The fires raging across the archipelago have created a haze that has blanketed much of Southeast Asia in recent months and, according to authorities, have left more than half a million Indonesians suffering from respiratory ailments.
Luhut Panjaitan, the coordinating security minister tasked by President Joko Widodo with overseeing the government’s response to the crisis, said the state weather agency BMKG had not forecast the severity of the El Nino effect.
“I must admit there was a mistake in the BMKG forecast that didn’t predict El Nino this year would be worse than 1997,” Panjaitan told reporters. “Our forecast was wrong.”
Nineteen people have died fighting the fires, and the El Nino effects have exacerbated the dry season making it harder to extinguish the fires.

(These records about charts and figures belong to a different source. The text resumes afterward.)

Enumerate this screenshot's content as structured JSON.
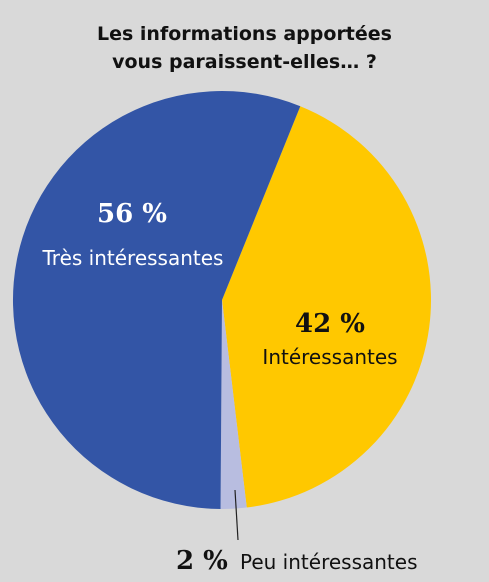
{
  "chart_data": {
    "type": "pie",
    "title": [
      "Les informations apportées",
      "vous paraissent-elles… ?"
    ],
    "slices": [
      {
        "label": "Intéressantes",
        "value": 42,
        "value_label": "42 %",
        "color": "#ffc800"
      },
      {
        "label": "Peu intéressantes",
        "value": 2,
        "value_label": "2 %",
        "color": "#b8bde0"
      },
      {
        "label": "Très intéressantes",
        "value": 56,
        "value_label": "56 %",
        "color": "#3355a6"
      }
    ]
  }
}
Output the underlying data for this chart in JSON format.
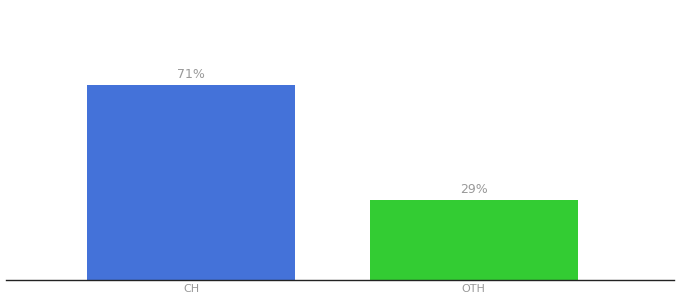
{
  "categories": [
    "CH",
    "OTH"
  ],
  "values": [
    71,
    29
  ],
  "bar_colors": [
    "#4472d9",
    "#33cc33"
  ],
  "value_labels": [
    "71%",
    "29%"
  ],
  "ylim": [
    0,
    100
  ],
  "background_color": "#ffffff",
  "label_color": "#999999",
  "label_fontsize": 9,
  "tick_fontsize": 8,
  "bar_width": 0.28,
  "x_positions": [
    0.3,
    0.68
  ]
}
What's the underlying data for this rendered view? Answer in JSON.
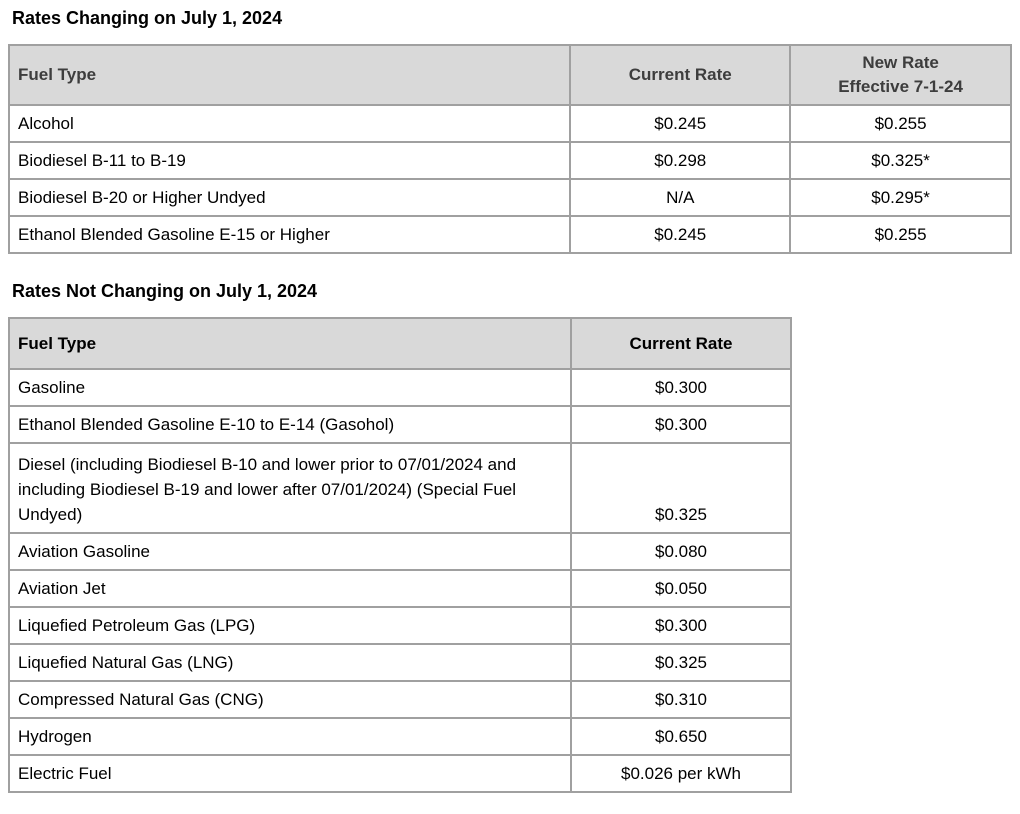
{
  "colors": {
    "header_bg": "#d9d9d9",
    "border": "#a0a0a0",
    "header_text": "#3d3d3d",
    "body_text": "#000000",
    "page_bg": "#ffffff"
  },
  "sections": [
    {
      "title": "Rates Changing on July 1, 2024",
      "columns": [
        "Fuel Type",
        "Current Rate",
        "New Rate\nEffective 7-1-24"
      ],
      "rows": [
        [
          "Alcohol",
          "$0.245",
          "$0.255"
        ],
        [
          "Biodiesel B-11 to B-19",
          "$0.298",
          "$0.325*"
        ],
        [
          "Biodiesel B-20 or Higher Undyed",
          "N/A",
          "$0.295*"
        ],
        [
          "Ethanol Blended Gasoline E-15 or Higher",
          "$0.245",
          "$0.255"
        ]
      ]
    },
    {
      "title": "Rates Not Changing on July 1, 2024",
      "columns": [
        "Fuel Type",
        "Current Rate"
      ],
      "rows": [
        [
          "Gasoline",
          "$0.300"
        ],
        [
          "Ethanol Blended Gasoline E-10 to E-14 (Gasohol)",
          "$0.300"
        ],
        [
          "Diesel (including Biodiesel B-10 and lower prior to 07/01/2024 and including Biodiesel B-19 and lower after 07/01/2024) (Special Fuel Undyed)",
          "$0.325"
        ],
        [
          "Aviation Gasoline",
          "$0.080"
        ],
        [
          "Aviation Jet",
          "$0.050"
        ],
        [
          "Liquefied Petroleum Gas (LPG)",
          "$0.300"
        ],
        [
          "Liquefied Natural Gas (LNG)",
          "$0.325"
        ],
        [
          "Compressed Natural Gas (CNG)",
          "$0.310"
        ],
        [
          "Hydrogen",
          "$0.650"
        ],
        [
          "Electric Fuel",
          "$0.026 per kWh"
        ]
      ]
    }
  ]
}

Often deliberately set by plantation companies and smallholders, the fires have been burning for weeks in the forests and carbon-rich peat lands of Sumatra and Kalimantan islands. Recently, they have spread to places like Papua.
The national disaster management agency said it expected the fires to be completely extinguished by the end of November or early December. Haze-hit provinces have begun seeing rainfall, which authorities hope will help government efforts to combat the fires.
Indonesia has deployed warships to evacuate infants and other vulnerable residents of haze-hit areas but the evacuations will be a last resort if authorities are unable to provide care for those suffering from respiratory ailments.